The study indicates that exposure of family members to tobacco smoke can have consequences that go undetected for entire generations in families.

According to the scientists, this is one of the “first human demonstrations of the transgenerational effects of an environmental exposure over four generations”.

“If these associations are confirmed in other datasets, this will be one of the first human studies with adequate data to begin analyzing these associations and begin to unravel the origin of potentially important intergenerational relationships,” said epidemiologist Jean Golding of the University of Bristol, UK.

In 2014, Golding and other researchers evaluated data from the Avon Longitudinal Study of Parents and Children (also known as study ‘Children of the 90s’), an observational study of pregnant women and their families that began in the early 1990s and was initially led by Golding.

Analysis of data from the 2014 questionnaire from the Children of the 90s study revealed that children of parents who started smoking before age 11 were more likely to have a higher body mass index (BMI) in adolescence, with increased average circumference waist and full body fat mass.

At the time, Golding and his coauthors wrote that this was a rare example of a non-genetic transgenerational signal inherited by human descendants.

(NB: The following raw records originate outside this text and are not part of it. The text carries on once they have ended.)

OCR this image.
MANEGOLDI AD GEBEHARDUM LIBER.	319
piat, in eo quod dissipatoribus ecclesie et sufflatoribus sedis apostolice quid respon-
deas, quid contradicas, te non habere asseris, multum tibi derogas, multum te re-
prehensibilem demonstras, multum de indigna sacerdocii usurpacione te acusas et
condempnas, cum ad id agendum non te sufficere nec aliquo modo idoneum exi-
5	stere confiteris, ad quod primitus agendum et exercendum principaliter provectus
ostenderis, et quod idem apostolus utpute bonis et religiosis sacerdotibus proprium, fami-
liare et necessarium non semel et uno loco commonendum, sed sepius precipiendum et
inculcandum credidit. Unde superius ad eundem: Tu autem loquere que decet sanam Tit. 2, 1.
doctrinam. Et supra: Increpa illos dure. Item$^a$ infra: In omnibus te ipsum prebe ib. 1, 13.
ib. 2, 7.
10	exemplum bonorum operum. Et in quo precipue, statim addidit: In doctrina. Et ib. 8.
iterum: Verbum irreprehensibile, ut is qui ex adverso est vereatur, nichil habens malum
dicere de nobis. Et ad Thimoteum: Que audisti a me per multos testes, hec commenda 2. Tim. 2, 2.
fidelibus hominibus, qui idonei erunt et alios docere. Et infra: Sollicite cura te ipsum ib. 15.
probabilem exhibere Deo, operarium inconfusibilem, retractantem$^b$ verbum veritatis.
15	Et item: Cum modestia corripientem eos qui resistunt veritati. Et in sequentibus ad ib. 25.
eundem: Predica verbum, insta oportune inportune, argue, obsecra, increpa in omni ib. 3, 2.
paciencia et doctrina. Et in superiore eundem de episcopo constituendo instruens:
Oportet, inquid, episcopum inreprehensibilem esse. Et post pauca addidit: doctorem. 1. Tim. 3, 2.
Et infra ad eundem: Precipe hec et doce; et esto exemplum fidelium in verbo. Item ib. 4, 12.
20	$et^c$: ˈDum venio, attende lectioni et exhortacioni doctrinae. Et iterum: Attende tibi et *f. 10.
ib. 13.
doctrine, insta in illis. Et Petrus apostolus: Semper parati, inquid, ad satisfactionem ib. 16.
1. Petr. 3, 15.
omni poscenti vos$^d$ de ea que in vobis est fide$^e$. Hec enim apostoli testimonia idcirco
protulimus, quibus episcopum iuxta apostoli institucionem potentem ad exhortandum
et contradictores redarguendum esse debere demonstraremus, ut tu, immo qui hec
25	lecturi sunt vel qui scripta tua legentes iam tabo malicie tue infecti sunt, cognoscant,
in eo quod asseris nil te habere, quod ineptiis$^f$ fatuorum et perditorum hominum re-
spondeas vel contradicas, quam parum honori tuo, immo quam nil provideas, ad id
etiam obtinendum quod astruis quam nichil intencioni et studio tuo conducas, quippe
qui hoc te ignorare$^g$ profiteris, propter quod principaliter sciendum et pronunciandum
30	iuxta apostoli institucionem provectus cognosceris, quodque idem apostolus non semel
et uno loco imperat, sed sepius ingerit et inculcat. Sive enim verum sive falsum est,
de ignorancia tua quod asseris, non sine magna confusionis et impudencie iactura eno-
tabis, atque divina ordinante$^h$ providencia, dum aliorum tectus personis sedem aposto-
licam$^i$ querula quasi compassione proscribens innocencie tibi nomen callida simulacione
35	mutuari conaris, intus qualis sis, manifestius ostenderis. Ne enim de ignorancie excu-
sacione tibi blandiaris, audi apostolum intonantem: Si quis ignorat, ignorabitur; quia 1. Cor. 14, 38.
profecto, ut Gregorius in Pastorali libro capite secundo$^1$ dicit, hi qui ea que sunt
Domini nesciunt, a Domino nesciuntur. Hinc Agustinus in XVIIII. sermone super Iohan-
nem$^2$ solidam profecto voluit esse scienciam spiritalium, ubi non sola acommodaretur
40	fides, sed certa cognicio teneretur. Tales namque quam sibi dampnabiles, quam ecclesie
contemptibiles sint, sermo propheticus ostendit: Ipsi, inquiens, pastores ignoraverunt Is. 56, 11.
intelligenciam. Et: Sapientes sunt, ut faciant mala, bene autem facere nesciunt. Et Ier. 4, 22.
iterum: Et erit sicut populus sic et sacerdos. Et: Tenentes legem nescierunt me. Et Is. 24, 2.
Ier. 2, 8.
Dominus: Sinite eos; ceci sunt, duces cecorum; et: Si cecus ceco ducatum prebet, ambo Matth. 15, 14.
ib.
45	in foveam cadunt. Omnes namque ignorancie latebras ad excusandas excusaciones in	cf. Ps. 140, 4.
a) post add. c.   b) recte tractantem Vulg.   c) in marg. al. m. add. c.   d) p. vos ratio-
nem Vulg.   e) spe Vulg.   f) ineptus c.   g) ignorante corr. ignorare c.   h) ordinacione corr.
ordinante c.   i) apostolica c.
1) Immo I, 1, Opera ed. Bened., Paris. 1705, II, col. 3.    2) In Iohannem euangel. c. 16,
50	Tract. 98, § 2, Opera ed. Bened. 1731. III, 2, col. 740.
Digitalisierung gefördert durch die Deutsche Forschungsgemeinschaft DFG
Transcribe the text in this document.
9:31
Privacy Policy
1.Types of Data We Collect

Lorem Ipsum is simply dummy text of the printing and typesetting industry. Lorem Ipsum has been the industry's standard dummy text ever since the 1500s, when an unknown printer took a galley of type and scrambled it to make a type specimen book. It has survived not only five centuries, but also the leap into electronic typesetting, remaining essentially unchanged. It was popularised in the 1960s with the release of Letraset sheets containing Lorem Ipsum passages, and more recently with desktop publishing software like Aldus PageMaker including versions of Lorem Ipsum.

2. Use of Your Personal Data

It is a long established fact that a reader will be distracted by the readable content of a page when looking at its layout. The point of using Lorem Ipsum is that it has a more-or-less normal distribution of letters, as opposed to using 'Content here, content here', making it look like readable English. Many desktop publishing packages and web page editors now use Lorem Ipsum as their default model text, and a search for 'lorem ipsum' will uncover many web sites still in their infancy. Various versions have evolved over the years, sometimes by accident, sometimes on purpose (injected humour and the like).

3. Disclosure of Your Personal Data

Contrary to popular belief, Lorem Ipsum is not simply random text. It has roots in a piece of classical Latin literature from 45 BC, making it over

This time, data analysis revealed that the phenomenon extended over more generations, not just from father to son, but also from grandfather to granddaughter and from great-grandfather to great-granddaughter.

study advanced

“We now show that if the paternal grandfather started smoking in prepuberty — under age 13 — compared to later in childhood — between age 13 and 16 — his granddaughters, but not grandchildren, had evidence of excess smoking. fat mass at two ages, 17 and 24 years,” the researchers explained.

For them, a similar effect can be seen even when intermediate generations do not smoke regularly under 13 years of age, evidencing a transgenerational effect over four generations.

“Before puberty, a boy’s exposure to specific substances can have an effect on the generations that follow him,” says Golding, noting that one of the important takeaways from the finding is the implications this has for our understanding of people’s health today. and how it can be shaped by unseen influences.

The aim of the study is, among others, to uncover the causes of overweight that are not directly related to diet. “One of the reasons why children become overweight may not have so much to do with their current diet and exercise as with the lifestyle of their ancestors or the persistence of associated factors over the years,” the authors suggested in your article.

Why are more studies needed?

The research has some limitations, such as the participants’ lack of knowledge about their family’s lifestyle. It is also possible that this is just a correlation, not an effect caused solely by exposure to tobacco smoke.

“It is noteworthy that the indicated associations are related to obesity; it is generally recognized that obesity is a complex disorder caused by the interaction of genetic, epigenetic and environmental factors,” the researchers highlighted. “However, before hypotheses are generated about the mechanisms by which the effects we show may have occurred, it is important to seek confirmatory evidence from other studies,” they conclude.